The rebound was led by Europe’s biggest manufacturing nation Germany, whose PMI rose to a near three-year high of 56.5 in January from 54.3 in December.
But the rebound was also aided by an acceleration in the south of the region, particularly in Spain and Greece.
Both countries posted PMIs at fresh highs in January, with Spain’s PMI rising to 52.2, marking a three-and-a-half-year high, and Greece’s PMI rising to 51.2, marking a five-and-a-half-year high.
“The eurozone manufacturing recovery gained significant further momentum in January…However, perhaps the most important development in the report is the further revival of manufacturing in the region’s periphery,” said Chris Williamson, chief economist at Markit.
BRICK BY BRICK
In construction, which consumes 60% of PVC, the UK PMI rose to 64.6 last month from 62.1 in December, the sharpest expansion in construction activity in Europe’s second-biggest economy since August 2007.
“Demand for PVC in the UK is fairly reasonable, and I think we are probably doing better than some of our continental neighbors,” one UK-based PVC buyer said.
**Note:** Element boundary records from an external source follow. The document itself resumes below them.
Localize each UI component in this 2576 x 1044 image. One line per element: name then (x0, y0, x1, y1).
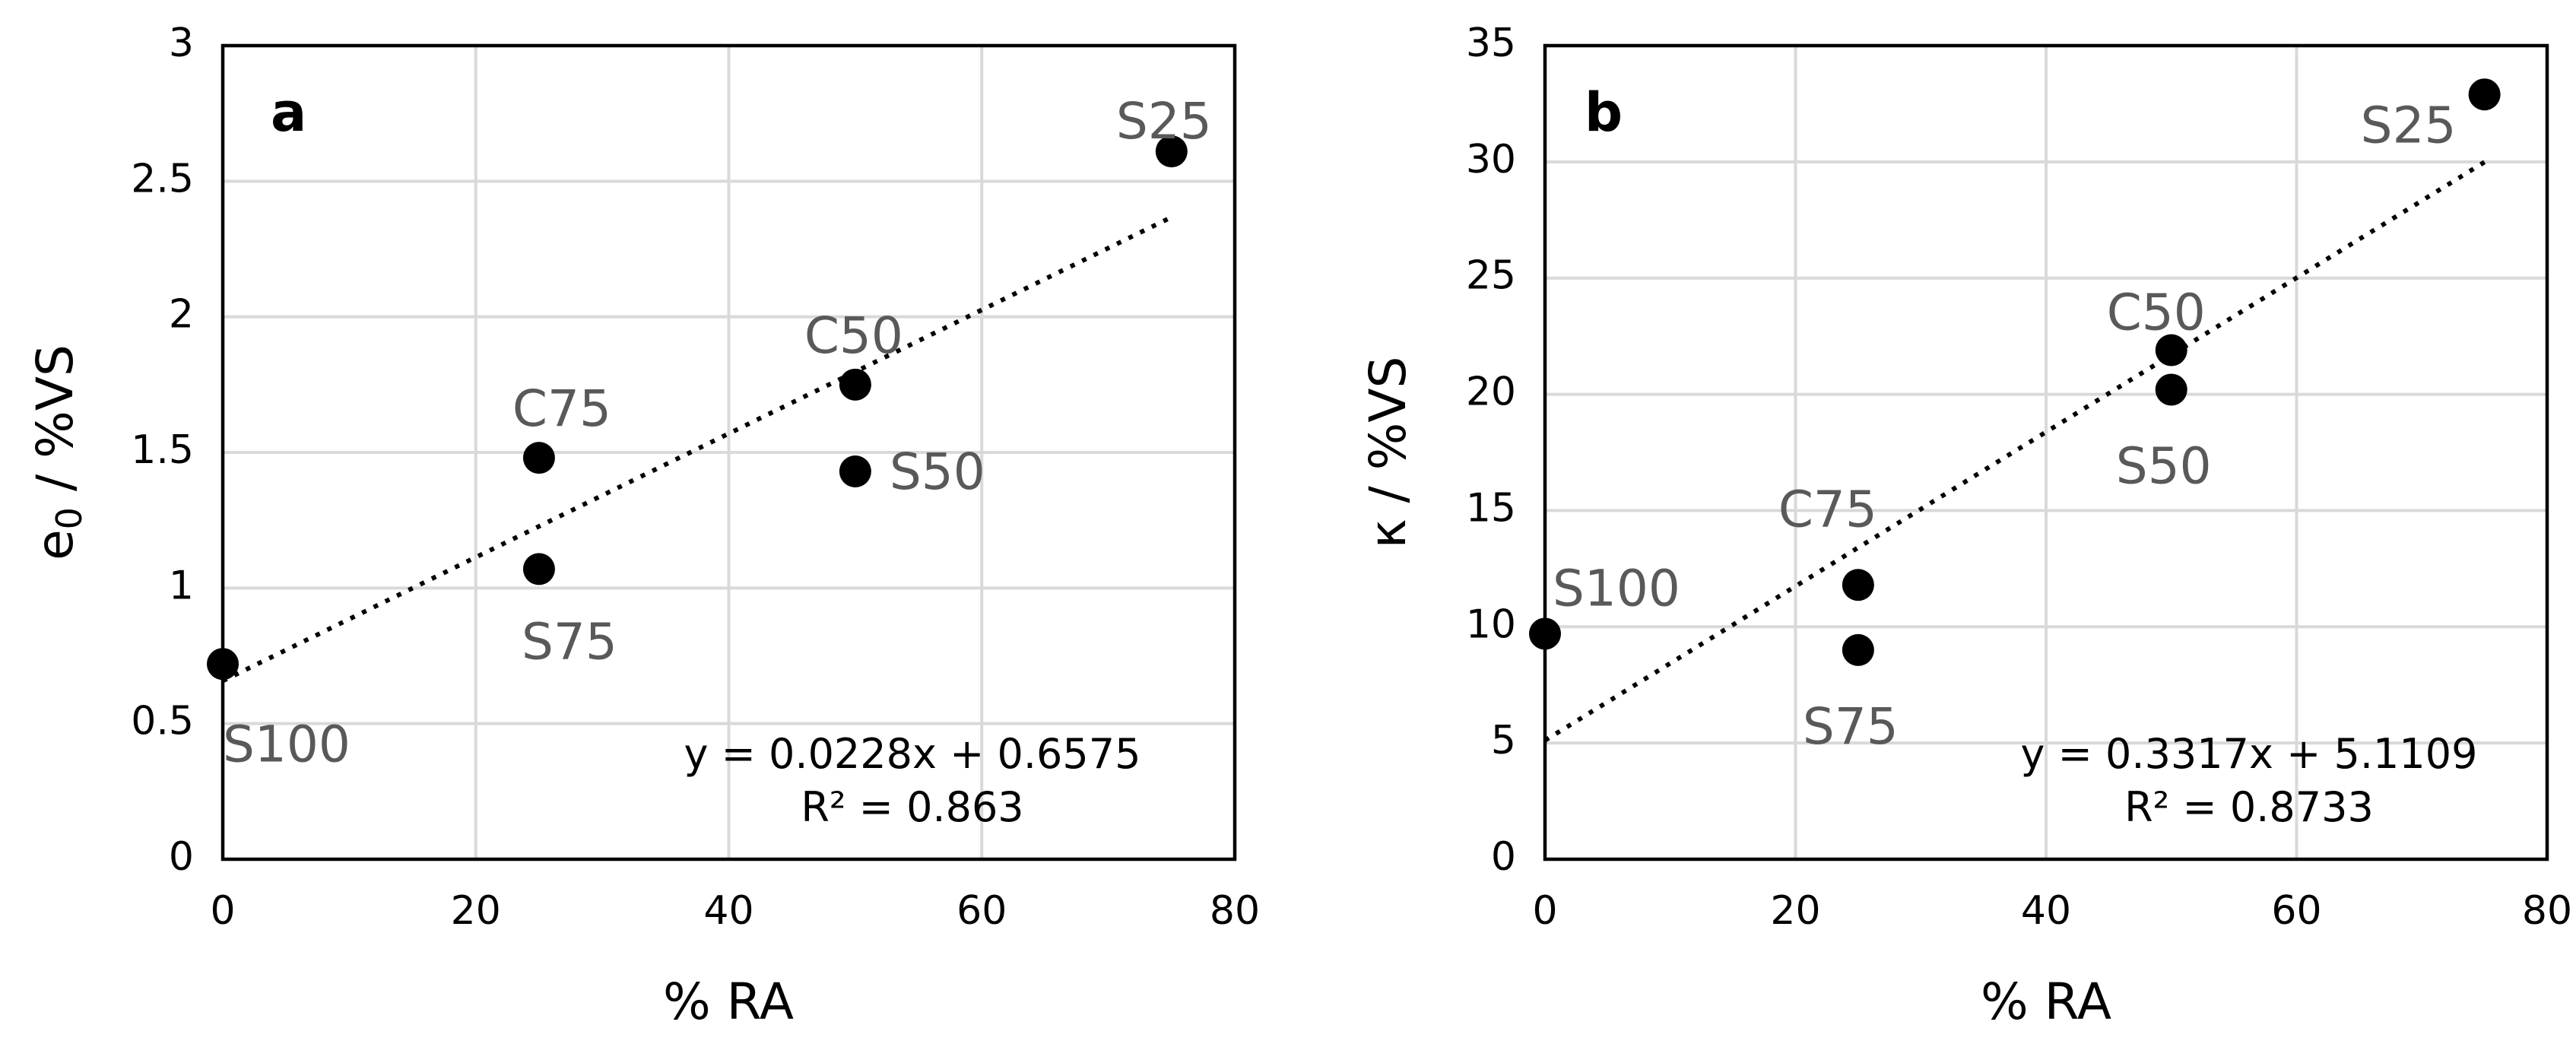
panel-a-y-tick-label: 2 (169, 292, 194, 338)
panel-b-y-tick-label: 15 (1466, 485, 1516, 531)
panel-b-x-tick-label: 20 (1770, 888, 1820, 934)
panel-b-r-squared: R² = 0.8733 (2124, 783, 2374, 831)
panel-b-y-tick-label: 30 (1466, 137, 1516, 182)
panel-b-y-tick-label: 10 (1466, 601, 1516, 647)
panel-b-grid (1545, 46, 2547, 859)
panel-b-y-tick-label: 35 (1466, 21, 1516, 66)
panel-a-trendline (221, 214, 1173, 684)
panel-a-x-tick-label: 80 (1210, 888, 1260, 934)
panel-b: S100 C75 S75 C50 S50 S25 0 20 40 60 80 0 5 10 15 20 25… (1359, 21, 2572, 1031)
panel-b-point-label-s25: S25 (2361, 96, 2457, 154)
panel-a-y-tick-label: 3 (169, 21, 194, 66)
panel-a-point-label-s75: S75 (522, 612, 617, 671)
panel-a-point-label-c50: C50 (804, 306, 903, 365)
panel-a-point-label-s100: S100 (223, 715, 351, 773)
panel-b-x-ticks: 0 20 40 60 80 (1532, 888, 2572, 934)
panel-a-point-s50 (839, 455, 871, 487)
panel-b-y-ticks: 0 5 10 15 20 25 30 35 (1466, 21, 1516, 880)
panel-b-equation: y = 0.3317x + 5.1109 (2021, 730, 2478, 778)
panel-b-y-tick-label: 20 (1466, 370, 1516, 415)
panel-a-y-axis-label: e0 / %VS (26, 344, 90, 560)
panel-b-trendline (1543, 160, 2486, 743)
panel-b-y-tick-label: 0 (1491, 834, 1516, 880)
panel-a-grid (223, 46, 1235, 859)
panel-a-x-axis-label: % RA (663, 973, 794, 1031)
panel-b-point-s25 (2468, 78, 2501, 111)
panel-a-points (207, 135, 1188, 681)
panel-a-point-labels: S100 S75 C75 C50 S50 S25 (223, 92, 1212, 773)
panel-a-letter: a (271, 81, 306, 144)
panel-a-y-tick-label: 1 (169, 563, 194, 608)
panel-a-point-label-s25: S25 (1116, 92, 1212, 151)
panel-a-point-label-c75: C75 (512, 379, 611, 438)
panel-a-y-label-subscript: 0 (49, 507, 90, 529)
panel-b-x-tick-label: 80 (2522, 888, 2572, 934)
panel-b-point-c75 (1842, 569, 1874, 601)
panel-a-x-ticks: 0 20 40 60 80 (210, 888, 1260, 934)
panel-a-y-label-rest: / %VS (26, 344, 84, 507)
panel-b-letter: b (1585, 81, 1623, 144)
panel-a-x-tick-label: 60 (956, 888, 1007, 934)
panel-b-y-tick-label: 25 (1466, 253, 1516, 299)
panel-a-x-tick-label: 0 (210, 888, 235, 934)
panel-b-point-s75 (1842, 633, 1874, 666)
panel-b-point-label-s50: S50 (2116, 437, 2212, 496)
panel-a-equation: y = 0.0228x + 0.6575 (684, 730, 1141, 778)
panel-b-y-axis-label: κ / %VS (1359, 357, 1417, 549)
panel-a-y-tick-label: 0 (169, 834, 194, 880)
panel-a-point-c75 (522, 442, 555, 474)
panel-a-y-tick-label: 0.5 (131, 699, 194, 744)
panel-b-point-label-s100: S100 (1553, 560, 1680, 618)
panel-a-point-c50 (839, 368, 871, 401)
panel-b-x-tick-label: 0 (1532, 888, 1557, 934)
panel-b-y-tick-label: 5 (1491, 718, 1516, 763)
panel-a-point-label-s50: S50 (890, 443, 985, 501)
panel-a-y-tick-label: 2.5 (131, 156, 194, 202)
panel-a-point-s25 (1155, 135, 1188, 168)
panel-a-r-squared: R² = 0.863 (801, 783, 1023, 831)
panel-b-x-axis-label: % RA (1981, 973, 2111, 1031)
panel-a-x-tick-label: 40 (703, 888, 753, 934)
panel-b-point-label-c75: C75 (1778, 480, 1877, 538)
panel-a: S100 S75 C75 C50 S50 S25 0 20 40 60 80 0 0.5 1 1.5 2 2… (26, 21, 1260, 1031)
panel-b-point-labels: S100 C75 S75 C50 S50 S25 (1553, 96, 2457, 756)
panel-b-x-tick-label: 60 (2271, 888, 2321, 934)
panel-a-y-tick-label: 1.5 (131, 427, 194, 473)
panel-b-plot-frame (1543, 43, 2549, 862)
panel-b-point-label-s75: S75 (1803, 697, 1899, 756)
panel-a-point-s75 (522, 553, 555, 585)
panel-b-x-tick-label: 40 (2021, 888, 2071, 934)
panel-a-plot-frame (220, 43, 1237, 862)
panel-b-point-s50 (2155, 373, 2187, 406)
panel-b-point-c50 (2155, 334, 2187, 367)
panel-a-y-label-main: e (26, 529, 84, 560)
panel-a-y-ticks: 0 0.5 1 1.5 2 2.5 3 (131, 21, 194, 880)
panel-a-x-tick-label: 20 (451, 888, 501, 934)
panel-b-point-label-c50: C50 (2107, 284, 2206, 342)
In Germany, the eurozone’s biggest economy, the same construction index fell to 52.5 in January from December’s four-month high of 53.7. However, the index remained above the 50 mark, which separates growth from contraction, for the ninth successive month.
The figures have injected bullishness into the market for PVC, which is used to produce pipes, window frames and doors.
“We said that January was much stronger than ever before. The UK is certainly the strongest construction market of all but we see a similar effect across Northwest Europe in Germany, Belgium, Scandinavia and the Netherlands,” a PVC producer said. “We see a revival in southern Europe including Italy and Spain. It’s not as good as in the past but it’s better than last year. We only see France being a little behind,” the producer said.
REVIVAL IN THE MUCH-TROUBLED SOUTH
According to car manufacturing figures, a similar pattern of rising plastic demand has emerged in both northern and southern Europe. In the automotive sector — the demand provider for polypropylene, butadiene, styrene and synthetic rubber — the number of western European automotive sales in January rose 5.1% to 900,791 units from 857,278 units a year earlier, according to data company LMC Automotive.
By country, Spanish car registrations rose 7.6% to 53,436 units from 46,673 units a year earlier, aided by government incentives, while in France car registrations rose by 0.5% year on year to 125,477 units, the data showed.
Italian car registrations also increased by 3.2% year on year to 117,802 units in January, according to new car registration data released by the Italian Transport and Infrastructure Ministry.
This compares with a 7.6% increase in UK car registrations to 154,562 units and a 7.2% increase in German car registrations to 206,000 units, according to LMC Automotive.
However, fears have started to emerge that growth in car sales in the UK and Spain may only be temporary, with the situation being supported by government subsidies and a wave of compensation payments worth GBP20 billion and paid out by banks to millions of their customers for mis-selling insurance.
“If the government in Spain removes [the incentives]…the sales will go back to being poor,” said a Bridgestone company source. Bridgestone is the world’s largest tire and rubber company.
Last month, the BBC linked the car sales figures to the insurance payouts after interviewing several car dealerships.